Tuesday, June 4, 2013

"This is China"

A week ago a section of the pier to Qingdao's Huilan Pavilion collapsed. Several days ago I saw that the collapsed section had been filled with large stones and that there were new barriers of metal sheets at both sides of the collapsed section, at the beginning of the pier, and around a large area in front of the pier.

Qingdao's Huilan Pavilion and pier with a beach in the foreground

The barriers appeared to be serving their presumed purpose. I didn't see anybody on the pier.

However, it was a different story when I walked by 90 minutes later. At one of the more open points in the barrier to the area in front of the pier, I saw a regular flow of people ducking under a bar and a "limit line" tape.

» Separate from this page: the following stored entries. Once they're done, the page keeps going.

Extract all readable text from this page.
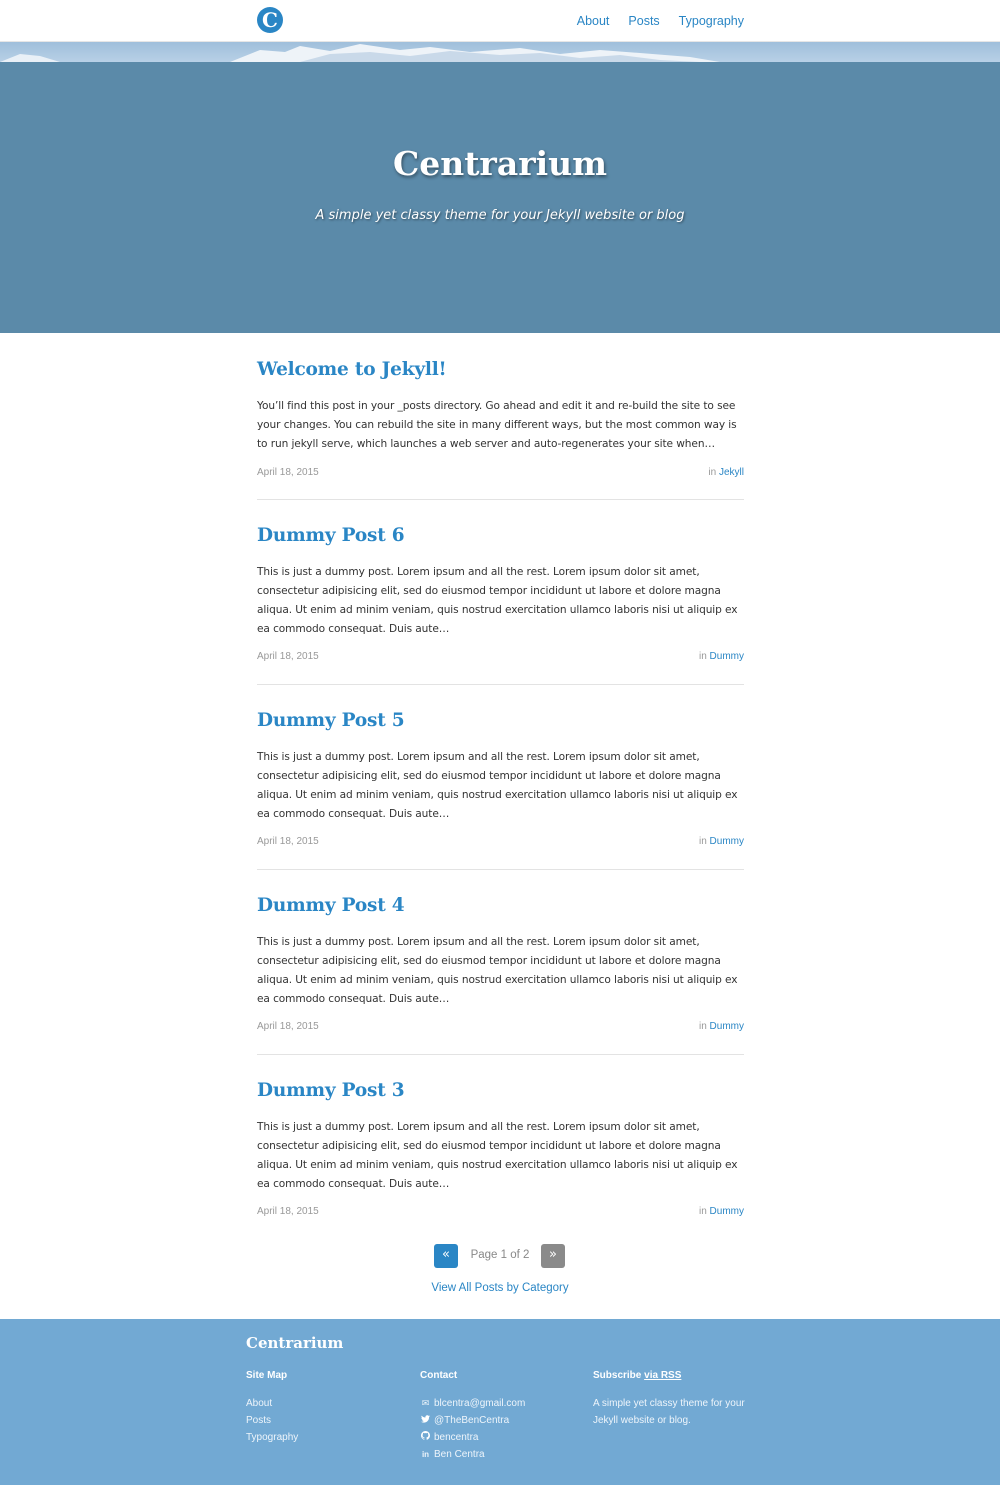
C	About Posts Typography
Centrarium
A simple yet classy theme for your Jekyll website or blog
Welcome to Jekyll!
You’ll find this post in your _posts directory. Go ahead and edit it and re-build the site to see your changes. You can rebuild the site in many different ways, but the most common way is to run jekyll serve, which launches a web server and auto-regenerates your site when…
April 18, 2015	in Jekyll
Dummy Post 6
This is just a dummy post. Lorem ipsum and all the rest. Lorem ipsum dolor sit amet, consectetur adipisicing elit, sed do eiusmod tempor incididunt ut labore et dolore magna aliqua. Ut enim ad minim veniam, quis nostrud exercitation ullamco laboris nisi ut aliquip ex ea commodo consequat. Duis aute…
April 18, 2015	in Dummy
Dummy Post 5
This is just a dummy post. Lorem ipsum and all the rest. Lorem ipsum dolor sit amet, consectetur adipisicing elit, sed do eiusmod tempor incididunt ut labore et dolore magna aliqua. Ut enim ad minim veniam, quis nostrud exercitation ullamco laboris nisi ut aliquip ex ea commodo consequat. Duis aute…
April 18, 2015	in Dummy
Dummy Post 4
This is just a dummy post. Lorem ipsum and all the rest. Lorem ipsum dolor sit amet, consectetur adipisicing elit, sed do eiusmod tempor incididunt ut labore et dolore magna aliqua. Ut enim ad minim veniam, quis nostrud exercitation ullamco laboris nisi ut aliquip ex ea commodo consequat. Duis aute…
April 18, 2015	in Dummy
Dummy Post 3
This is just a dummy post. Lorem ipsum and all the rest. Lorem ipsum dolor sit amet, consectetur adipisicing elit, sed do eiusmod tempor incididunt ut labore et dolore magna aliqua. Ut enim ad minim veniam, quis nostrud exercitation ullamco laboris nisi ut aliquip ex ea commodo consequat. Duis aute…
April 18, 2015	in Dummy
«	Page 1 of 2	»
View All Posts by Category
Centrarium
Site Map
About
Posts
Typography
Contact
✉ blcentra@gmail.com
@TheBenCentra
bencentra
in Ben Centra
Subscribe via RSS

A simple yet classy theme for your Jekyll website or blog.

woman ducking under a bar and security tape

After ducking in myself, I noticed mobile police stations* remained at the same places where they had been before the pier collapse. Police were inside at least one of the stations and not reacting in any obvious way to the crowd of people.

I then noticed people ignoring the barriers at entry points from the beach.

people on the other side of a do-not-enter sign
A "do not enter" sign

The barrier at the beginning of the pier was porous as well, although getting around it involved more risk.

woman carefully goes around a barrier at the edge of an embankment

man carefully goes around a barrier at the edge of an embankment

And the collapsed section of the pier? Not only was one of its barriers equally ineffective but a low tide offered another route.

people climbing over a collapsed portion of a pier

There appeared to be some limits though. I didn't see anyone passing the final barrier and reaching the pavilion. Construction workers standing in the area may have played a role.

While at the pier I unexpectedly heard an appraisal of the situation by a young Chinese man from a city near Qingdao. When I was photographing the people ducking under a bar I saw him looking at me questioningly. So I said to him, "It's interesting."

After a few seconds he replied, "This is China."

His brief but loaded statement struck me as remarkable, yet it made me recall analogous cases I had seen elsewhere in China, such as people ignoring barriers to cross a potentially dangerous construction site in Changsha. As I walked away from the pier I considered why people are willing or allowed to break some rules but not others and how what I had seen was an instance of people enjoying a particular type of freedom.

Later in the day I happened to pass by the pier again. It was now empty of visitors, although people remained in the area in front of the pier. As in other cases in China where walls have been determined to be too porous, new barriers had been added.

fencing added to edge of a wall

I wonder if the young man who had previously spoken to me would say, "This is China too."

*Added note: To be precise, one station was for police and the other was for chengguan, police-like local government bylaw enforcement officers. The station I could easily see was the one for chengguan.